En este contexto, hay dos características prominentes en la actitud gubernamental que no sólo son evidentemente contradictorias respecto a sus acciones, sino también altamente contraproducentes: por una parte lanza una campaña xenofóbica e intolerante que, además de que podría alienar a los inversionistas y banqueros que tanto necesita,  dista mucho de ser la mejor manera de ganarse a la opinión pública, sobre todo fuera de México. Por otro lado, en lugar de ofrecer la paz a los alzados, envía una iniciativa de ley que supuestamente persigue la paz, pero la acompaña de un discurso beligerante, agresivo y absurdamente antagónico.

 

Para colmo, después de que el gobierno se demoró más de un año con los acuerdos en las manos, aparentemente impávido ante la militancia del EZLN en todos los medios de comunicación, la iniciativa que envió al Congreso es prácticamente idéntica a los acuerdos firmados en Larráinzar. Es decir, después de meses de dilación y pérdida de legitimidad, el gobierno federal envió una iniciativa de ley que no aporta nada nuevo a los documentos. Muchas de las legítimas críticas y preocupaciones expresadas por diversos funcionarios públicos y legisladores a lo largo de estos meses acabaron siendo rebasadas por una iniciativa que probablemente no va a resolver el conflicto y que sólo será aceptada por la opinión pública en la medida en que el gobierno no pierda el liderazgo en un proceso en el que la oposición a la iniciativa es tanto más diestra en la comunicación pública.

 

La realidad es que la esencia de la iniciativa presentada por el PAN es mucho más visionaria y mucho más congruente con el cuerpo de la Constitución de 1917 que las propuestas del PRI o de la COCOPA. El PAN parte del principio que la base de organización política en el país es el municipio y que, por lo tanto, no debe reconocerse un concepto de comunidad o pueblo que sea ajeno a la organización jurídica del país. La propuesta del PAN implica que podrían crearse nuevos municipios o alterarse los existentes a fin de que aquellos grupos indígenas (o cualesquiera otros) que deseen vivir de una manera distinta a sus vecinos, tengan la oportunidad de hacerlo.

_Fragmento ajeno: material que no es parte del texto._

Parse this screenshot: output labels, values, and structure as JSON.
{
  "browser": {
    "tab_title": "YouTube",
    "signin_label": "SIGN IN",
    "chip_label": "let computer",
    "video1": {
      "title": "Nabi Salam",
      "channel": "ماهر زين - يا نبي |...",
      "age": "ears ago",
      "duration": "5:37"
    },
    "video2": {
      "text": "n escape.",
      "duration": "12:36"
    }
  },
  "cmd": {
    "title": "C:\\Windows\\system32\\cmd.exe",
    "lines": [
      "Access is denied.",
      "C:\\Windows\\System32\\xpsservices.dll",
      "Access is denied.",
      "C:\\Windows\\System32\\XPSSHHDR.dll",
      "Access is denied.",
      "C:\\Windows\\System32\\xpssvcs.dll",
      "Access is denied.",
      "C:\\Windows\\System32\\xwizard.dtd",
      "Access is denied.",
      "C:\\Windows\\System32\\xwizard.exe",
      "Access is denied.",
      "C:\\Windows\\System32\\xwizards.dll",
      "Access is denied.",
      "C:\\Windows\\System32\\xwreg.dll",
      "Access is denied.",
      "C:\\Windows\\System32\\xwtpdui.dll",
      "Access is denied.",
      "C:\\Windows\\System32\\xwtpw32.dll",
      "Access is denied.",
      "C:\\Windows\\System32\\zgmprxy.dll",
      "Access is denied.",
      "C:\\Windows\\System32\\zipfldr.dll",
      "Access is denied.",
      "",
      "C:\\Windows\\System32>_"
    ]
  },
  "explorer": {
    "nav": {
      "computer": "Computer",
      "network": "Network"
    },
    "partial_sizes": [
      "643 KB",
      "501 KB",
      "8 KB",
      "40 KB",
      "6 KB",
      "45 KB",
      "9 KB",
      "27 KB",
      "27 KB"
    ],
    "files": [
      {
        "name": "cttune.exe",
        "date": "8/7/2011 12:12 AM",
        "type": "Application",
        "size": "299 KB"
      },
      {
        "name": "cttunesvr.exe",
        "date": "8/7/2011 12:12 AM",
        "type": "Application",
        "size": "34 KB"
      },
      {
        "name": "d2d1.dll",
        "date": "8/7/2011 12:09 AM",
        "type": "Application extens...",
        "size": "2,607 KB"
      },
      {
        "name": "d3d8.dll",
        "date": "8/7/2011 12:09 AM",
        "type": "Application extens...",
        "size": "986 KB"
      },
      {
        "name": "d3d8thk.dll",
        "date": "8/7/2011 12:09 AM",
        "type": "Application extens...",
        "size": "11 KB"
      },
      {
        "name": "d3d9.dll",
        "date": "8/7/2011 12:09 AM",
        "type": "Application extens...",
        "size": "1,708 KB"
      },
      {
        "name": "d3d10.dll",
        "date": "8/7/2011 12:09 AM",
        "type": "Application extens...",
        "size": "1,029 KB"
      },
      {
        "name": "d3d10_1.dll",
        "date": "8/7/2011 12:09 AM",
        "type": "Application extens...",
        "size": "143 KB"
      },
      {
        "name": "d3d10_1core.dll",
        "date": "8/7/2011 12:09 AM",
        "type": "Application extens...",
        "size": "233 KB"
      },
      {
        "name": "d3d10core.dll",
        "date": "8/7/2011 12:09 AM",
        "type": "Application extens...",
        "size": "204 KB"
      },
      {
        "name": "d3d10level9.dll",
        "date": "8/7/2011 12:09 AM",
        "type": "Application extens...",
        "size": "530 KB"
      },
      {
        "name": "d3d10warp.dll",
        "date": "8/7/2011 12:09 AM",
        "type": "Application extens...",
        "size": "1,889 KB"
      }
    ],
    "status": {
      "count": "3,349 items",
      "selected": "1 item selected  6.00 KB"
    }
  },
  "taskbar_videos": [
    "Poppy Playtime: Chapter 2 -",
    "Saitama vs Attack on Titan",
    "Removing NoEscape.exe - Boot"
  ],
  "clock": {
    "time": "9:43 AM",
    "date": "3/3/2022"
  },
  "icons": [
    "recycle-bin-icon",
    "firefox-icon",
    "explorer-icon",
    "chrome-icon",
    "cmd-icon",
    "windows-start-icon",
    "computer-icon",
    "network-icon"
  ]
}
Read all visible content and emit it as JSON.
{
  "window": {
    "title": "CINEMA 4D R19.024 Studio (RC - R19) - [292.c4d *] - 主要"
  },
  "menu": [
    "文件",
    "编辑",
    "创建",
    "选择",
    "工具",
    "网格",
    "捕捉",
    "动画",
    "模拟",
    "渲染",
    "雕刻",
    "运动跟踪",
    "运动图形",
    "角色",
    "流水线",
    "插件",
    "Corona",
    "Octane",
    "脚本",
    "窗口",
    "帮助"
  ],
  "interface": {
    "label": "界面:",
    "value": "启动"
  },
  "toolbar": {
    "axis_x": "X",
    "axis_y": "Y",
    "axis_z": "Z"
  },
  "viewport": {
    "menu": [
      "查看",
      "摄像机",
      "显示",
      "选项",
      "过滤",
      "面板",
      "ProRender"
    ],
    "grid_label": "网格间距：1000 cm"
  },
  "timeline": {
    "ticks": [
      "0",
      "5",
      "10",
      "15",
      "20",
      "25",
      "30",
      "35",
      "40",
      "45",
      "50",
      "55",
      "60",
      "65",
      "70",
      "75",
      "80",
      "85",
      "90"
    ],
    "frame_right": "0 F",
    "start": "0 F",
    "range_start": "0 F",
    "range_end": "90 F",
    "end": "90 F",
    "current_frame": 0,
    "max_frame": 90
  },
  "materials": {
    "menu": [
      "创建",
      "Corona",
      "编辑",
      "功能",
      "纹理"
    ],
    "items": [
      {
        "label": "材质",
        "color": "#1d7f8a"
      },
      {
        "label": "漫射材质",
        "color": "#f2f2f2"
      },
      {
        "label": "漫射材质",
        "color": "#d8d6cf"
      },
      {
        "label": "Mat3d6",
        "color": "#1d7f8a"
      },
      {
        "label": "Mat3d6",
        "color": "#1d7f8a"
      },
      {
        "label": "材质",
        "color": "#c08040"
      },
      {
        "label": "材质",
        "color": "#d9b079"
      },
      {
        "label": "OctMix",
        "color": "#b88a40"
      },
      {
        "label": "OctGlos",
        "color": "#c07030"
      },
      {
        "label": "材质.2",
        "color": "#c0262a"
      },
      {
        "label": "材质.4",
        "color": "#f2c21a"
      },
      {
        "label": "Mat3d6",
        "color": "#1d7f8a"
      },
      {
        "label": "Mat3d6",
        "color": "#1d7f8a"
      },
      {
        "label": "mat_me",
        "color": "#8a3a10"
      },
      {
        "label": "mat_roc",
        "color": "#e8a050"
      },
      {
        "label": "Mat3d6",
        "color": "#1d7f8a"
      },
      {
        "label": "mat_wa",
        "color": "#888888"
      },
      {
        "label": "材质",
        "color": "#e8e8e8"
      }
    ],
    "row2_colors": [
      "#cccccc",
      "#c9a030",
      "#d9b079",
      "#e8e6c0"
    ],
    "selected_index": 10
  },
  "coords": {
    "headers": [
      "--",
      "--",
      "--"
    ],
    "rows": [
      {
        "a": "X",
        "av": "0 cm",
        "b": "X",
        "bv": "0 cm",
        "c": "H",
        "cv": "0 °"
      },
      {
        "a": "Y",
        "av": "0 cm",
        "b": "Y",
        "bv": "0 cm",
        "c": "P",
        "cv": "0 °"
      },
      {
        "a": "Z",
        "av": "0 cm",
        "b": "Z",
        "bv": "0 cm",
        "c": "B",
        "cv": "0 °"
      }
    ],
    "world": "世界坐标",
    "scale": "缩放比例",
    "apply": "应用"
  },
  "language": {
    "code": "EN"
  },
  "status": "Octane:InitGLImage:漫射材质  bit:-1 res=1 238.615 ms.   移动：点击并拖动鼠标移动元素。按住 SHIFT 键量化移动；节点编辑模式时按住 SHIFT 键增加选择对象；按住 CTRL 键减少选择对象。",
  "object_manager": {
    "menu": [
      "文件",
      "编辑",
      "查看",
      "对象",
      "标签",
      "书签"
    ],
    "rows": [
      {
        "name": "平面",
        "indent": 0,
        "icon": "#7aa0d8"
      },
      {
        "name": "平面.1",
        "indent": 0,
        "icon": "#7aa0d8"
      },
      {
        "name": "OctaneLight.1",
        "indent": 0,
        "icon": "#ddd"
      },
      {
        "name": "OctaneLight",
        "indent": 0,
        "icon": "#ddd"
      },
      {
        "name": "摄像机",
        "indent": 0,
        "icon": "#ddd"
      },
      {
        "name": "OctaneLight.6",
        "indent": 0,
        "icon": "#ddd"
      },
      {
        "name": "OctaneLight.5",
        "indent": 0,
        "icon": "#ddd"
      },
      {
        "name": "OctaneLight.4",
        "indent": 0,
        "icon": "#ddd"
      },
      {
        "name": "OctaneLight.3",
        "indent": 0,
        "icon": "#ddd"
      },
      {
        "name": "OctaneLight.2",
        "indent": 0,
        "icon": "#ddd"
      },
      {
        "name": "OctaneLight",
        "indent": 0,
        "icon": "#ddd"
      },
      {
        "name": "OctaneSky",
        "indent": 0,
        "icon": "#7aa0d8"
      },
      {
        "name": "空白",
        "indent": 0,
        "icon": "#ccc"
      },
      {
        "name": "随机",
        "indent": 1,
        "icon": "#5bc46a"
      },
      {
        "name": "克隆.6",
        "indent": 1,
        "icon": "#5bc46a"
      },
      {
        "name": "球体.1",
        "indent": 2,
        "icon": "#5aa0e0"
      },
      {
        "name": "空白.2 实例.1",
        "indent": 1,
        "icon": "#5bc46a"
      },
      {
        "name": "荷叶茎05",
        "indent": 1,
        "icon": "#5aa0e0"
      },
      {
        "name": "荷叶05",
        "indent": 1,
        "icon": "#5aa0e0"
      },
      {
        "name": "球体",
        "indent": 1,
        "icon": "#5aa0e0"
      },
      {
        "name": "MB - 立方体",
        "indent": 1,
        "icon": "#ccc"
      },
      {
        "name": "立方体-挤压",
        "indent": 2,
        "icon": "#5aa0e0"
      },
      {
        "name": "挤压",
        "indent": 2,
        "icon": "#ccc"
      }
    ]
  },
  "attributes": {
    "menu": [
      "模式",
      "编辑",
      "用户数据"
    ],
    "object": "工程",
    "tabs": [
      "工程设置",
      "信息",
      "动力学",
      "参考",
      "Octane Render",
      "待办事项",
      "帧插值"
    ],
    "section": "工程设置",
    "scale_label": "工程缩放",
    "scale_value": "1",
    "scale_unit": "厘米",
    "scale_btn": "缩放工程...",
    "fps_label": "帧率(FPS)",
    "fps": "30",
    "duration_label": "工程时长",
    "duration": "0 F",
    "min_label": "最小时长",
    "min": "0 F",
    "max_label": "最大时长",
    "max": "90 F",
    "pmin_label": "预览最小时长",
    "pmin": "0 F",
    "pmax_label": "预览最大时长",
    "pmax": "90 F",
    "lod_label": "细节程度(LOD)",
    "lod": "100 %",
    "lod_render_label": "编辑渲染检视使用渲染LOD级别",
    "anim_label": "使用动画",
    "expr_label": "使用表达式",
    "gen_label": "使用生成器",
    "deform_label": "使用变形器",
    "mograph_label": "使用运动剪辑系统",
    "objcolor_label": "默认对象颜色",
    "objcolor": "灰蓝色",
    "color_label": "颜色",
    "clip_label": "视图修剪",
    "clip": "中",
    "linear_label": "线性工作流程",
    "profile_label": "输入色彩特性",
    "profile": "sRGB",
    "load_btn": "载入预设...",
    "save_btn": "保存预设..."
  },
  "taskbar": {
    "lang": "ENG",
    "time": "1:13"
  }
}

Esto le daría a los zapatistas toda la autonomía que demandan. Mucho más importante, una iniciativa como esa le restaría validez y legitimidad a los argumentos del EZLN y del PRD de que no existe un fundamento legal para proteger a los indígenas en el país. Como están las cosas, la propuesta del PAN seguramente tampoco  va a satisfacer a los zapatistas; pero al menos contaríamos con una legislación coherente e idónea, en lugar del camello que ha propuesto el PRI.